Tonga acknowledges Fiji Met at PEJN conference

Director NEMO Leveni Aho speaking at the PEJN conference. Picture: LICE MOVONO

NADI weather office became the main source of weather information for the people of Tonga at the height of Tropical Cyclone Gita.
Speaking at the Pacific Environmental Journalists Network (PEJN) conference in Nuku’alofa, Tonga, Leveni ‘Aho said the country depended on its neighbours during the worst cyclone to hit the island kingdom.
Mr ‘Aho, the director of Tonga’s National Emergency Management Organisation, said the cyclone destabilised much of the country’s infrastructure.

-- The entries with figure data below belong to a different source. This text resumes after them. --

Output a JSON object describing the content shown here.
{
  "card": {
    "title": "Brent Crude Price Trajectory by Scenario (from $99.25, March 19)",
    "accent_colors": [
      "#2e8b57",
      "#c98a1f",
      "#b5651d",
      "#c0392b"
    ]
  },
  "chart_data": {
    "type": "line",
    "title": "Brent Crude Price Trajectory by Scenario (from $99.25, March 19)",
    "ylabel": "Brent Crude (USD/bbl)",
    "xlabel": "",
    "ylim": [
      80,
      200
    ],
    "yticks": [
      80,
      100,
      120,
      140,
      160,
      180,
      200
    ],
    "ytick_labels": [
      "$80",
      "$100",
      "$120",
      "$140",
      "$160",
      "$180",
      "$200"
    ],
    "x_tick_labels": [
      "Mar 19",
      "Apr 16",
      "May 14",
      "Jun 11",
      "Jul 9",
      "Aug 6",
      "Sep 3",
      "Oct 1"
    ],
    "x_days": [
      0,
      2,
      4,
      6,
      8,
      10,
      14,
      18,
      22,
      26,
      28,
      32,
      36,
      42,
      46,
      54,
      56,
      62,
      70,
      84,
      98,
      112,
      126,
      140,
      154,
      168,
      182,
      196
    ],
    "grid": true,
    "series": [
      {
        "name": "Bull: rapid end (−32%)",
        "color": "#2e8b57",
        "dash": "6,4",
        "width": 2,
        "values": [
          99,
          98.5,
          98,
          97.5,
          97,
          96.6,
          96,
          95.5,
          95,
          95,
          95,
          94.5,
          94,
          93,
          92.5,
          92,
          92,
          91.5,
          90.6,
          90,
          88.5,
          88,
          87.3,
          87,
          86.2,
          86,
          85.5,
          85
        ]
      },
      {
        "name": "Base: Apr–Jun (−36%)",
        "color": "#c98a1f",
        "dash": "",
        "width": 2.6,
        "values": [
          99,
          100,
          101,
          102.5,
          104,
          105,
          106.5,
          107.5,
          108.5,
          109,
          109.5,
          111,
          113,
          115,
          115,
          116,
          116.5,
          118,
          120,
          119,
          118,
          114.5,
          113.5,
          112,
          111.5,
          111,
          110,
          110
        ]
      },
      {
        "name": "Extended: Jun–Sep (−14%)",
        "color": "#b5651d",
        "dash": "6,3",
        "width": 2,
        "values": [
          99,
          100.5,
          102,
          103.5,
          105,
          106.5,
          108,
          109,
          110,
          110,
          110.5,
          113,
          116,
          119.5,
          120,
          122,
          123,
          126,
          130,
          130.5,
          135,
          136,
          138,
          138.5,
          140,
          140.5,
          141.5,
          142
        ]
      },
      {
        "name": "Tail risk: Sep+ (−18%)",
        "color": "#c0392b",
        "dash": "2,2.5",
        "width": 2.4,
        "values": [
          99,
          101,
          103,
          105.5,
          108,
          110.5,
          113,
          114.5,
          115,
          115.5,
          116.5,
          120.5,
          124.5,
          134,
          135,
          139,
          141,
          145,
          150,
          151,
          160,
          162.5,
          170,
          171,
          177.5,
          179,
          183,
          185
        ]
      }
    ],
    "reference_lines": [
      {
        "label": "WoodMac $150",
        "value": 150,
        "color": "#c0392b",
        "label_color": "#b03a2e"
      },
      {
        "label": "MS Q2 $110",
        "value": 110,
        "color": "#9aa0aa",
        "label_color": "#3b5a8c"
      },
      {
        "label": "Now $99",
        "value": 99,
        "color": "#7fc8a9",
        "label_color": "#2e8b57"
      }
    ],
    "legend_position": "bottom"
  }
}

“Almost every power line in Tonga was destroyed by Tropical Cyclone Gita. It was so damaging we had to ask our friends of the Nadi weather office to continue the bulletin,” Mr ‘Aho said.

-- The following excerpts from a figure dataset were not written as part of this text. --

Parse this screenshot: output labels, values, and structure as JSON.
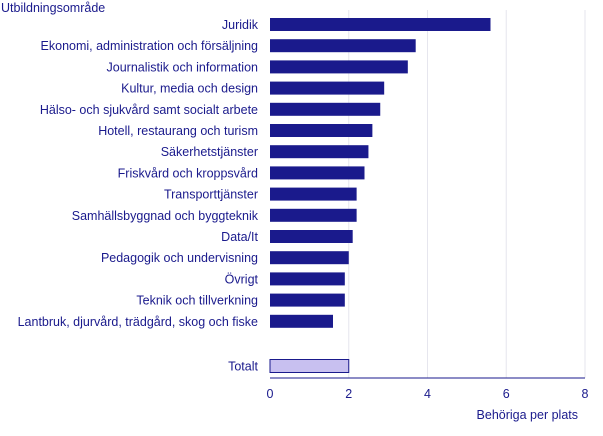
{
  "chart_data": {
    "type": "bar",
    "orientation": "horizontal",
    "ylabel": "Utbildningsområde",
    "xlabel": "Behöriga per plats",
    "xlim": [
      0,
      8
    ],
    "x_ticks": [
      0,
      2,
      4,
      6,
      8
    ],
    "grid": true,
    "categories": [
      "Juridik",
      "Ekonomi, administration och försäljning",
      "Journalistik och information",
      "Kultur, media och design",
      "Hälso- och sjukvård samt socialt arbete",
      "Hotell, restaurang och turism",
      "Säkerhetstjänster",
      "Friskvård och kroppsvård",
      "Transporttjänster",
      "Samhällsbyggnad och byggteknik",
      "Data/It",
      "Pedagogik och undervisning",
      "Övrigt",
      "Teknik och tillverkning",
      "Lantbruk, djurvård, trädgård, skog och fiske",
      "Totalt"
    ],
    "values": [
      5.6,
      3.7,
      3.5,
      2.9,
      2.8,
      2.6,
      2.5,
      2.4,
      2.2,
      2.2,
      2.1,
      2.0,
      1.9,
      1.9,
      1.6,
      2.0
    ],
    "colors": {
      "bar": "#1a1a8c",
      "total_bar": "#c8c0f0",
      "text": "#1a1a8c"
    }
  }
}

“I think by that time the cyclone was, fortunately, wearing off. Fortunately, our colleagues at the Nadi office was able to continue to disseminate the information.”
The NEMO head said Tongan authorities were grateful there was no loss of life and considered it a “tremendous result” of its early warning weather bulletins.
He added the kingdom also relied on bigger neighbours Australia and New Zealand in its relief work post-TC Gita.
The PEJN conference is a precursor to the Pacific Islands News Association (PINA)-organised Pacific Media Summit 2018, which takes place on Wednesday.